Examples of matters in the State List include Islamic laws, land, agriculture and forestry, local government, state public works and state holidays.
The Concurrent List meanwhile has matters such as public welfare, scholarship, protection of wildlife, drainage, sports and culture, housing and heritage.
This Concurrent List allows Parliament and the Dewan Undangan Negeri to make laws for the same matters and so long as they are not in conflict with each other, they can exist and operate together. However, if there is a conflict, then Federal laws would prevail.
There are also instances where Parliament may enact laws under the State List. For example if there is a Proclamation of Emergency then Parliament may make laws for anything under the State List, except for those relating to Islamic laws, Malay customs and native customary laws of Sabah and Sarawak.
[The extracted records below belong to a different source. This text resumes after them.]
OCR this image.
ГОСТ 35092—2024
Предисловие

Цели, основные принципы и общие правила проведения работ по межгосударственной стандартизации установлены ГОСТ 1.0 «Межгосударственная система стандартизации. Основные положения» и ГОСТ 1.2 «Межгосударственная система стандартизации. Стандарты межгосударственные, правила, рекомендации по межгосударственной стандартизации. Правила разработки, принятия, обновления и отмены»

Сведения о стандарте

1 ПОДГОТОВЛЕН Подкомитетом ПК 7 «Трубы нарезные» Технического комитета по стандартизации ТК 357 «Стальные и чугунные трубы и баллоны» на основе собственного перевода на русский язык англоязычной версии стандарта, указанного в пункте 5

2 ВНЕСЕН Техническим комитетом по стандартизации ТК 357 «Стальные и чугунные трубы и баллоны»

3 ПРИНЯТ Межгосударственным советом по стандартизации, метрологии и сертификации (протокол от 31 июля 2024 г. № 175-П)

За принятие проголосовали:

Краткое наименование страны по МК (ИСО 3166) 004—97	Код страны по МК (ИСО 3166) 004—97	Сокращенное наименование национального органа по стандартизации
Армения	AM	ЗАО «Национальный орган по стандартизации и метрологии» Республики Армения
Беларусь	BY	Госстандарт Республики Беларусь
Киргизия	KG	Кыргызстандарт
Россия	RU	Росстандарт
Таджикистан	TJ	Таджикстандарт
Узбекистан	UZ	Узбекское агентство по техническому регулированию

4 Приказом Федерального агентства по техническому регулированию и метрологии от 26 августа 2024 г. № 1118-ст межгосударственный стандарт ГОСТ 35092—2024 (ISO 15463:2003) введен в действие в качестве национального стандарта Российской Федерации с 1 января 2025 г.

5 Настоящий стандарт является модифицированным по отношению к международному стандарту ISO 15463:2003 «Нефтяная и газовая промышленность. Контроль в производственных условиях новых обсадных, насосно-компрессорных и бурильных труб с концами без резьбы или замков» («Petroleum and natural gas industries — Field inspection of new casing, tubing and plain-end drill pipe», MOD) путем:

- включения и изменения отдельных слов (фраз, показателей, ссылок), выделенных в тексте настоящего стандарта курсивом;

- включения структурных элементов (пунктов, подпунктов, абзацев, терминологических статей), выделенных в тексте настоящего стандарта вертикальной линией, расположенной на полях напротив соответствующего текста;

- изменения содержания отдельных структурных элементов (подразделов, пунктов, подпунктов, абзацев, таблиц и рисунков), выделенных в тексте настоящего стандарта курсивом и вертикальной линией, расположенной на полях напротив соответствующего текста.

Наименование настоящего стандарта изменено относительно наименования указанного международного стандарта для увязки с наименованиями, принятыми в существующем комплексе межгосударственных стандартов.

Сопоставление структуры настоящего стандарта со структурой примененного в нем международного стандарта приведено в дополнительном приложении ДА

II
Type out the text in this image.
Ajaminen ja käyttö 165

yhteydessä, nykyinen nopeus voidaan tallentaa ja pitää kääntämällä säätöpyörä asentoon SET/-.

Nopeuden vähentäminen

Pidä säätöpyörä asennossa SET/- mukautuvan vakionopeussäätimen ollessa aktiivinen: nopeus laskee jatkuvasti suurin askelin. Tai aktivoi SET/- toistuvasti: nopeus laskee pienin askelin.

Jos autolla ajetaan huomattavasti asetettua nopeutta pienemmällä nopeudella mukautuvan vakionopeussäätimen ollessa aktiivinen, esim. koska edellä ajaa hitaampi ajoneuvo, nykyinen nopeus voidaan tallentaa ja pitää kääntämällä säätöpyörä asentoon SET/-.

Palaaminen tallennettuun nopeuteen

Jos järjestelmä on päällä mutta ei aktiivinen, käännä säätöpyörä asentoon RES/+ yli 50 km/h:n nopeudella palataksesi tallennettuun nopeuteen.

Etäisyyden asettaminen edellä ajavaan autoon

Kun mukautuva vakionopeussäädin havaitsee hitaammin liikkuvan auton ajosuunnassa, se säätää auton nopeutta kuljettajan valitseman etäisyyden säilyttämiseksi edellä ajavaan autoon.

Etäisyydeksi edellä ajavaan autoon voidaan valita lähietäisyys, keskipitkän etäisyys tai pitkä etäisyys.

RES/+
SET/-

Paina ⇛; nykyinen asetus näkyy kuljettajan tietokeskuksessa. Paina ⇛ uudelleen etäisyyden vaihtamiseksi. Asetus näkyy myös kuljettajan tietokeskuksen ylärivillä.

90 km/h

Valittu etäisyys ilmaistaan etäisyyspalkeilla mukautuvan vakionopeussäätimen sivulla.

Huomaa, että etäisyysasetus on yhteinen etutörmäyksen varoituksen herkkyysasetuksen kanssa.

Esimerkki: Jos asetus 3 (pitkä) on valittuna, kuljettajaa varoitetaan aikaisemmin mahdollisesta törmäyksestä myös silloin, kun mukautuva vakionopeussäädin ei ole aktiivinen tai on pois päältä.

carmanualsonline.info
Parliament may also make laws for matters in the State List for the purpose of uniformity of laws in several states on that particular matter.
The Dewan Undangan Negeri may also make laws under Federal jurisdiction, but only if Parliament has authorised the same. If not, the state will not be able to do so.
Lastly, the states of Sabah and Sarawak occupy a special position in the Federation compared to other states. This is provided for in the Constitution.
These 2 states may make laws on matters which are not found in the State List for other states. For example, they have powers to make laws to control the entry of persons into the respective states. That is why the governments of these states may prevent the entry of persons into those states from outside.
We must always remember that Malaysia was not formed through the coming together of 13 states to form a federation. Malaysia was formed when 3 nations (4 if we include Singapore); Malaya, Sabah and Sarawak came together to form a federation on 16 September 1963. That is why Sabah and Sarawak are in a different position compared to the other states.
We should also remember that although the Federation has more powers compared to the individual states when it comes to legislative jurisdiction, the Federation must still respect what is rightly within the jurisdiction of the states. To encroach into these boundaries would be to go against the Constitution itself.